Я закусила губу и соврала:

— Я их потеряла.

— Малинка, вот сейчас буду тебя кусать. Ты же не одна есть хочешь, за маленького подумать нужно было. Что, далеко к моему кабинету идти?

— Прости, но тогда мне не хотелось, — я пожала плечом и легонько ударилась затылком о Сашину ключицу.

«Вкусный домик» уютно согревали настенные лампы, увивали искусственные зеленые лианы и дополняли деревянные, из грубых срубов, столы и стулья.

На раздаче Гроза поставил передо мной поднос и предложил сделать заказ.

— Борща хочу, — хихикнула я. — И чесночную булочку.

На лице моего пианиста застыло откровенное удивление, оно перетекло в коварную и довольную улыбку.

— А я думал, что мы копченого кабанчика закажем.

— Не-е-е, борща, — я постучала указательным пальцем по губам и поискала блюдо в меню. — Нет! Вот, — ткнула в список, — солянку, да-а-а.

— С оливками? — скривился недоверчиво мой жених. — С лимоном? Никогда не понимал, как это едят.

— Не хочешь, закажи себе что-то другое, — я наиграно надула губы.

— Э, нет, — Саша жестами заказал две тарелки и добавил вслух: — И две булочки с чесноком.

Я прыснула от смеха.

— Я пошутила на их счет.

Саша лишь весело отмахнулся.

— Вот теперь будешь есть и думать, как мы вдвоем ароматно будем пахнуть на репетиции.

— Сжалься, — я сложила руки в молитвенном жесте и едва сдержала улыбку.

— Ладно, провокаторша, — он невесомо щелкнул меня по носу и добавил кассиру: — Булочки с собой, а к солянке — сметану и белый хлеб.

Пока мы ели, я рассматривала увитые венами руки Саши, любовалась его утонченными манерами и легкой улыбкой в уголках губ.
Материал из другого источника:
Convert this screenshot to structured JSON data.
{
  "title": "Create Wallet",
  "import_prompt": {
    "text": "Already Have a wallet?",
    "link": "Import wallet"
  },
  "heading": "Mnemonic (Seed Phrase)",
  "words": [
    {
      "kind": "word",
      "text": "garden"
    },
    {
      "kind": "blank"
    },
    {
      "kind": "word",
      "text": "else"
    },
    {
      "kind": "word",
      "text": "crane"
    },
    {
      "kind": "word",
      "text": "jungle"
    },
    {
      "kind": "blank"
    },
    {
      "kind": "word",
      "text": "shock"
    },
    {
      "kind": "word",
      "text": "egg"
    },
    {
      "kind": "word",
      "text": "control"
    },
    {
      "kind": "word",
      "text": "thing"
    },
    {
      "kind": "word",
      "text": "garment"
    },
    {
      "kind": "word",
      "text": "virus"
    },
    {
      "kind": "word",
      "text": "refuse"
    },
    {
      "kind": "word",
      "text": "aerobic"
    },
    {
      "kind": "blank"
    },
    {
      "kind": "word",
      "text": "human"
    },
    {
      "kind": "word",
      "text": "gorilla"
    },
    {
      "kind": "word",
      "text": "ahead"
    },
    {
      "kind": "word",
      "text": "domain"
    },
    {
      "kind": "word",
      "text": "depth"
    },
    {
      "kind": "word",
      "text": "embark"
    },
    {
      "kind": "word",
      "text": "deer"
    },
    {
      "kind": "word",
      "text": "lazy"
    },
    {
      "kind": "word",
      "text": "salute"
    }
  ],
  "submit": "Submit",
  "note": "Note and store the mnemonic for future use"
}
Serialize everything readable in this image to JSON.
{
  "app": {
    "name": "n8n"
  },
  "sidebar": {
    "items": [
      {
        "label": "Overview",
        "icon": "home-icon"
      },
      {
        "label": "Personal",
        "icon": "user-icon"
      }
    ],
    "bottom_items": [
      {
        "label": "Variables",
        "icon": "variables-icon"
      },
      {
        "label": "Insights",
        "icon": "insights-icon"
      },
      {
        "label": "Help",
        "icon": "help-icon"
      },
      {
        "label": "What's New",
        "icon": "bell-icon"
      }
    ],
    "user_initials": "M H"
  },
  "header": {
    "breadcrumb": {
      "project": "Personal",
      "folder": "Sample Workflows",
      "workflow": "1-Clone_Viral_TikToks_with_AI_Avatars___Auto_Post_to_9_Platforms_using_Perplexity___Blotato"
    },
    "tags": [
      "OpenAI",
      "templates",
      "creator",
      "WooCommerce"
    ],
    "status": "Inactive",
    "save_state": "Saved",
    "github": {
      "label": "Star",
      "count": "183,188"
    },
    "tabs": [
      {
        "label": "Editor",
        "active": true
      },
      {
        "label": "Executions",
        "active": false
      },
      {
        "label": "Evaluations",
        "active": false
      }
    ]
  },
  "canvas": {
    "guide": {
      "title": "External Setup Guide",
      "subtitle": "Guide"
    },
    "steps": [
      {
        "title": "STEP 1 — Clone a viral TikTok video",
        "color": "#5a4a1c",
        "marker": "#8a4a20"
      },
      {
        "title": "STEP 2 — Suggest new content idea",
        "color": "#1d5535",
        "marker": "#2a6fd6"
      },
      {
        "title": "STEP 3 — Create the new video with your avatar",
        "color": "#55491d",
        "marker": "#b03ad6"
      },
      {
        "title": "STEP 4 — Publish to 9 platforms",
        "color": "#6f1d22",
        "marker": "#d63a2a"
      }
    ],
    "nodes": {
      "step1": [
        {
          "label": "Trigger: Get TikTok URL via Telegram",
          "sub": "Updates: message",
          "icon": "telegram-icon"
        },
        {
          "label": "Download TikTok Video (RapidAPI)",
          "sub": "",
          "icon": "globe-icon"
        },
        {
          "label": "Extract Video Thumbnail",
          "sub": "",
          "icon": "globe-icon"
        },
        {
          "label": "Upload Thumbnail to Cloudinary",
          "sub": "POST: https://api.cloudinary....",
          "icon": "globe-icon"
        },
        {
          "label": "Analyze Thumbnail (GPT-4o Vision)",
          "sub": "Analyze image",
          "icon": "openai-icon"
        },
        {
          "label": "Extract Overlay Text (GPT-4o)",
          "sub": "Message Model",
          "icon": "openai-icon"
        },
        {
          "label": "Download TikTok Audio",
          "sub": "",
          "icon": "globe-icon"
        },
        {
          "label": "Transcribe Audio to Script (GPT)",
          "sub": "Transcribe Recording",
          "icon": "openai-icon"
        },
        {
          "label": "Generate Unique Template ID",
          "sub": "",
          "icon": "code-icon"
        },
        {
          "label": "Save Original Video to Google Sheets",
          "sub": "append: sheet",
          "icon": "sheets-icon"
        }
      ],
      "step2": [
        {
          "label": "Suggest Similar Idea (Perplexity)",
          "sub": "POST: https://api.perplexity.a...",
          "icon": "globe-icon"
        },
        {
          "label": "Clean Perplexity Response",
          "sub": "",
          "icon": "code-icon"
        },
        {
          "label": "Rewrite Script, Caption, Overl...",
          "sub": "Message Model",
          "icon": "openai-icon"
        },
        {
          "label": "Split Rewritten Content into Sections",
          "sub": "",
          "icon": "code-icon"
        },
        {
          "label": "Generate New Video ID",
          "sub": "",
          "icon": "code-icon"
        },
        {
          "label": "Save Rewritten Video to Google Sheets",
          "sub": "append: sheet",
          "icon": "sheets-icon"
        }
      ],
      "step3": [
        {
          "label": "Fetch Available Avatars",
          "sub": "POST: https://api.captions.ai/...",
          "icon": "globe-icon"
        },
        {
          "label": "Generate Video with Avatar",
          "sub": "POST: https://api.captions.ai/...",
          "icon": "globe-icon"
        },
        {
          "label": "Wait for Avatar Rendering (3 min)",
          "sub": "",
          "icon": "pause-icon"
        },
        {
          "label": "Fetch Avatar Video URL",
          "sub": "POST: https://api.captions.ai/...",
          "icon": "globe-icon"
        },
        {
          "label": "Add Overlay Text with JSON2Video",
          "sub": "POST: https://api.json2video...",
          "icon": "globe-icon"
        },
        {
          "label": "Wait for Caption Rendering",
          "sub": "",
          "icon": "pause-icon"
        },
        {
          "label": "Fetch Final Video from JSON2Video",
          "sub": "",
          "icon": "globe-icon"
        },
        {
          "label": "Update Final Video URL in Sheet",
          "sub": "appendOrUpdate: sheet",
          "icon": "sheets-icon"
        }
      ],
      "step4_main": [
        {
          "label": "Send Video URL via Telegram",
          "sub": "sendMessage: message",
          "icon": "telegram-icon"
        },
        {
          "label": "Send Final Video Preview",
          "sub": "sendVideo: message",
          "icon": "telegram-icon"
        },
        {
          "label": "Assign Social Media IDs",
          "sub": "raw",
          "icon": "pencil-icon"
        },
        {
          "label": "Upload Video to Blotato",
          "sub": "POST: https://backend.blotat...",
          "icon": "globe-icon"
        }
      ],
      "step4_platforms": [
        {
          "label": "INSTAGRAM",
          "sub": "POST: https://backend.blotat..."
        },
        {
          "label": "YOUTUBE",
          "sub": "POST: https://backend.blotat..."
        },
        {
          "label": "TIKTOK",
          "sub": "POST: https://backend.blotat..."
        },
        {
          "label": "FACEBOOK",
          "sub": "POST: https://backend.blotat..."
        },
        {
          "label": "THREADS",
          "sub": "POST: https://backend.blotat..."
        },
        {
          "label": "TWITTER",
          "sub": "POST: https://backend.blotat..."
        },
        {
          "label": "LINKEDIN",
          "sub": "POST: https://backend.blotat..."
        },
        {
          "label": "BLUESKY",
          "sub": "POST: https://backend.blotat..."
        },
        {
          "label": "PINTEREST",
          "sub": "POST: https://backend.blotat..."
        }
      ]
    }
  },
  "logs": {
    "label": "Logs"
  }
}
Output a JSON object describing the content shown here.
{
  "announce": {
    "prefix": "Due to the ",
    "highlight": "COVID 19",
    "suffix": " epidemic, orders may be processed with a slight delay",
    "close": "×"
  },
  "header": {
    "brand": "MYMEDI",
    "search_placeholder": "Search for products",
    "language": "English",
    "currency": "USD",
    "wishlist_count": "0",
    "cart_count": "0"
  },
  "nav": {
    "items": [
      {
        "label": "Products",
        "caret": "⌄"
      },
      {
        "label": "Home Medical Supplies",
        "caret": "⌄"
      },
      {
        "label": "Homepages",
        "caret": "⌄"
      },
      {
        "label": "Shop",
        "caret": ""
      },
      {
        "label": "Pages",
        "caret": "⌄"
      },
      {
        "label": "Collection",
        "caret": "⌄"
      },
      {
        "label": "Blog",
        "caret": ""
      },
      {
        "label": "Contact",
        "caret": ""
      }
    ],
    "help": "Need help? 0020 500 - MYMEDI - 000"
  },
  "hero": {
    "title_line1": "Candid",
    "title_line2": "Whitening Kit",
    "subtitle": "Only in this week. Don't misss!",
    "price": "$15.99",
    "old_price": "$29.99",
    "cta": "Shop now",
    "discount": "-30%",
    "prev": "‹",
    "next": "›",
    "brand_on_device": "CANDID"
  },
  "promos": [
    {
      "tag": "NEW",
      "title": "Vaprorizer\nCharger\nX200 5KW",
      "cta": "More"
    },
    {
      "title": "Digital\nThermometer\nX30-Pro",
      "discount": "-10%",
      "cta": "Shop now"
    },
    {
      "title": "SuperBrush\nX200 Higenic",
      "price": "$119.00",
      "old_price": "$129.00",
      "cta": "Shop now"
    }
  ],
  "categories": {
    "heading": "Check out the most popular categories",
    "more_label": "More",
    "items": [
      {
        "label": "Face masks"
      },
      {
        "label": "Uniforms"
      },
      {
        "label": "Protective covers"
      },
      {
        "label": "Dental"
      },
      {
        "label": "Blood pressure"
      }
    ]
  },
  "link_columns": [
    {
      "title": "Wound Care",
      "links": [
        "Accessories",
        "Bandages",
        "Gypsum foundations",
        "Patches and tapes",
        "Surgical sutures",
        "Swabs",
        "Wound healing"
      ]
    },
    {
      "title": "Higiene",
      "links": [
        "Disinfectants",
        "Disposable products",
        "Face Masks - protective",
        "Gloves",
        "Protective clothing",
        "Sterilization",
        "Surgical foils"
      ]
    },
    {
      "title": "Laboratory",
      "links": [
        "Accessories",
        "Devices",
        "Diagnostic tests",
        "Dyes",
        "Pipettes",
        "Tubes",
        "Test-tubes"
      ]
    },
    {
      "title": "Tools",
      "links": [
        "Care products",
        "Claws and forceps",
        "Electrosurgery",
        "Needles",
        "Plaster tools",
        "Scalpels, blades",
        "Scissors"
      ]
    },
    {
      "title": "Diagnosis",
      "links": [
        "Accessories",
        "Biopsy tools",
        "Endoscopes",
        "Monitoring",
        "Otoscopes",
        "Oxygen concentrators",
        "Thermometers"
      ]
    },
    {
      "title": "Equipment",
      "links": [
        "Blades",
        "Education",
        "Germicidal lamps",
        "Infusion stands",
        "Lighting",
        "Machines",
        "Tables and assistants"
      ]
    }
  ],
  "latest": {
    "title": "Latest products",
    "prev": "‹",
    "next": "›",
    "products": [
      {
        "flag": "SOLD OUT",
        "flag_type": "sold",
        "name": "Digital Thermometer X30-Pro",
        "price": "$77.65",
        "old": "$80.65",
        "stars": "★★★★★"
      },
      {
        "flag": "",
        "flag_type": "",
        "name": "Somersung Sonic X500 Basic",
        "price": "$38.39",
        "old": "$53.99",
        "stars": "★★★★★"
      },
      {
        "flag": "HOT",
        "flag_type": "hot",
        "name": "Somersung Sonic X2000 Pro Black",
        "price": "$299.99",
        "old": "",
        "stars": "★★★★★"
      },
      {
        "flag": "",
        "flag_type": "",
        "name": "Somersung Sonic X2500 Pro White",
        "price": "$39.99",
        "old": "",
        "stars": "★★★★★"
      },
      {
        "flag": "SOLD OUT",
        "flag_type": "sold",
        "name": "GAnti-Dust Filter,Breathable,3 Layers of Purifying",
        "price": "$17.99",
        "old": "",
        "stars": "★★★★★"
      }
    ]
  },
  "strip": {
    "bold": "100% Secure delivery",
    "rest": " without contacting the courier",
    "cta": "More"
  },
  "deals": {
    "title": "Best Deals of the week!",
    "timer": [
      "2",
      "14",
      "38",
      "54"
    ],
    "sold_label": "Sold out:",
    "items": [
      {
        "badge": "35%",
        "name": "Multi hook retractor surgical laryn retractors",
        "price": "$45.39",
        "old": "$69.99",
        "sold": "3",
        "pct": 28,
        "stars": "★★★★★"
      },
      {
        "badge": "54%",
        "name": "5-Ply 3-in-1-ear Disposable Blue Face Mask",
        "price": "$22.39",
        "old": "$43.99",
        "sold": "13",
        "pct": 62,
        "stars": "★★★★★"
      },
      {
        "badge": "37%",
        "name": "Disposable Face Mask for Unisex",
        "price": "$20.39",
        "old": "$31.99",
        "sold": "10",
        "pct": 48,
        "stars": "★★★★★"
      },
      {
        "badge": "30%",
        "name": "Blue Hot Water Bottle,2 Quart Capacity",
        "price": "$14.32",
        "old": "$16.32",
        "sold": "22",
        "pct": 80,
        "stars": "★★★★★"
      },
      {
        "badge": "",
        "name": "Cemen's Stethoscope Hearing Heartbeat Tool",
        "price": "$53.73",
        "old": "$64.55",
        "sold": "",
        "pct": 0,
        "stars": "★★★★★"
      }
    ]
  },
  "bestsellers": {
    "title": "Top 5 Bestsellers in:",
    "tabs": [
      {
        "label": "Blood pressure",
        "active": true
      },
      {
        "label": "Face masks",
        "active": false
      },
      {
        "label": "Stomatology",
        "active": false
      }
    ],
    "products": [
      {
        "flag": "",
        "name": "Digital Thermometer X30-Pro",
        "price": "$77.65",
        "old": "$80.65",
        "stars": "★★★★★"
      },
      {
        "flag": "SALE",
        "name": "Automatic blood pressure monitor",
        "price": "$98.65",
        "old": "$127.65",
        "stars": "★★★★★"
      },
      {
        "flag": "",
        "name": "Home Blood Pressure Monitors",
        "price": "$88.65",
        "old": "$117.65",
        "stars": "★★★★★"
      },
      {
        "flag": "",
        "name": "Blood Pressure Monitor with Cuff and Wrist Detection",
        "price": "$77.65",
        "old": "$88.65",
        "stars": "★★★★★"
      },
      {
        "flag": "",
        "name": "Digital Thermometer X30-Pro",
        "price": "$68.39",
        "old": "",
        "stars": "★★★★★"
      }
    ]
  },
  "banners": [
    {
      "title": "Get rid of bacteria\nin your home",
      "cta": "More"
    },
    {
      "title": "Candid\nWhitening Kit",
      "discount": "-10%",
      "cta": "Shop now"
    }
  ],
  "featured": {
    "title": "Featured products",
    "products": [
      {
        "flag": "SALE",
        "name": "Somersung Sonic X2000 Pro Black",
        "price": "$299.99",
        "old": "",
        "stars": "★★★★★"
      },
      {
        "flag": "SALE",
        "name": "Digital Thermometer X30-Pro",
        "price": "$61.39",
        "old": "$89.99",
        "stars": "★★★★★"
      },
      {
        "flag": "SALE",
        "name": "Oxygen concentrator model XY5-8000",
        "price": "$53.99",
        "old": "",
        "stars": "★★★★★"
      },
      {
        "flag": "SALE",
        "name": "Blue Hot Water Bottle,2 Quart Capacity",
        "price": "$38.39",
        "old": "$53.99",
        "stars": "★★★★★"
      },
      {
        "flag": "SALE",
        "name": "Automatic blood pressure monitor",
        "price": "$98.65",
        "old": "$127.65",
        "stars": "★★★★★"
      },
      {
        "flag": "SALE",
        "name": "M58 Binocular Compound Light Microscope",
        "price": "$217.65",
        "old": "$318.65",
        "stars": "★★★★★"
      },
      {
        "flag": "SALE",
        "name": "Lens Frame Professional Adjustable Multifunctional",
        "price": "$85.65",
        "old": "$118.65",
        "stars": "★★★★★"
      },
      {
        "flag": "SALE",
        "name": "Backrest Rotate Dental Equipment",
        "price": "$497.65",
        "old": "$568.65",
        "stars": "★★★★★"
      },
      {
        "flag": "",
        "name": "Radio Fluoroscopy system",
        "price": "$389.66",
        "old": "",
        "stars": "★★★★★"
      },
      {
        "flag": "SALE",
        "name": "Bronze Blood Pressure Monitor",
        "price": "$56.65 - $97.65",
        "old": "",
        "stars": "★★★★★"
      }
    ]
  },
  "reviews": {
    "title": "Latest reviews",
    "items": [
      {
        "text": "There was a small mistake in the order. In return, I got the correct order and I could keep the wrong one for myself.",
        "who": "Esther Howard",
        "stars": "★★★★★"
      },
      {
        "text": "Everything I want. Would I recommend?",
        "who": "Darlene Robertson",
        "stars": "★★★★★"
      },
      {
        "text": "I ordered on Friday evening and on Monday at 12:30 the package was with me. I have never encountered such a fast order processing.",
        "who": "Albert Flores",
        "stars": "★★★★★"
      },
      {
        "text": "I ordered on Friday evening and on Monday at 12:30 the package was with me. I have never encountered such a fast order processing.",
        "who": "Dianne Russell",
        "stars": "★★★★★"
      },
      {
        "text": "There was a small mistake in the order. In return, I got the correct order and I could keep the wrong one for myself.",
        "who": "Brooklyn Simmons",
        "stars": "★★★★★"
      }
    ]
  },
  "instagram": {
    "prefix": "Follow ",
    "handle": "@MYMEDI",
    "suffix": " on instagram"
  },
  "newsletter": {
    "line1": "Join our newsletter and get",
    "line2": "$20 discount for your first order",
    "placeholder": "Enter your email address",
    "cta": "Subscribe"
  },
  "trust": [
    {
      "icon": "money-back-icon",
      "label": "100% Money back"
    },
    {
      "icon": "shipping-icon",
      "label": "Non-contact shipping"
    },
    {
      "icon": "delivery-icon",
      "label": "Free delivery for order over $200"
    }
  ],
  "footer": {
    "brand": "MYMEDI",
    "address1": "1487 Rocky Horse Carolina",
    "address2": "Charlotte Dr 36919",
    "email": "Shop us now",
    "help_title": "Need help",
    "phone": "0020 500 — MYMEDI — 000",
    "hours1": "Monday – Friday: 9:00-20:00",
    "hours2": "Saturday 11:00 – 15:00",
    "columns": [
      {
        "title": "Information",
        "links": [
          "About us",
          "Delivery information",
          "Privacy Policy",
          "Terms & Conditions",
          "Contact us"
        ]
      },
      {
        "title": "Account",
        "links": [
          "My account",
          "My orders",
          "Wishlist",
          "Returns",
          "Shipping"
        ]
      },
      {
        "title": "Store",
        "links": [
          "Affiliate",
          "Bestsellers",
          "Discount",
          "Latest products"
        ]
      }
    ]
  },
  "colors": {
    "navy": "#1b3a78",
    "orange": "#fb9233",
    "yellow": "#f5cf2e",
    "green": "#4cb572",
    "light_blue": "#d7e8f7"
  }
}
Всю неделю мы так уставали в Академии, что едва успевали поговорить. Просто сумасшедшие дни, когда даже выдохнуть не получалось. Ленты, индивидуальные, оркестр, собрания у Саши, потом съезд учителей в среду, когда я не дождалась жениха и уснула в холодной кровати одна, а проснулась — Саша уже уехал на занятия — ему нужно было на раннее утро. Все это не позволяло нам сблизиться, побыть вдвоем, просто расслабиться, отдохнуть. Вчера, в единственный более менее свободный день у меня, у Грозы до упора было забито индивидуальными. Мне после оркестра пришлось его ждать, но я не тратила время зря: сочиняла стихи, присев на лавку в центральном холле, выливала на бумагу мысли и тревоги — мне так легче становилось, да и время тянулось не так долго.

Якина внезапно отстала, но я чувствовала, что нет-нет и поглядывает злобно в мой затылок в надежде прожечь там дыру. И я знала, что она не выдержит долго и все равно кольнет.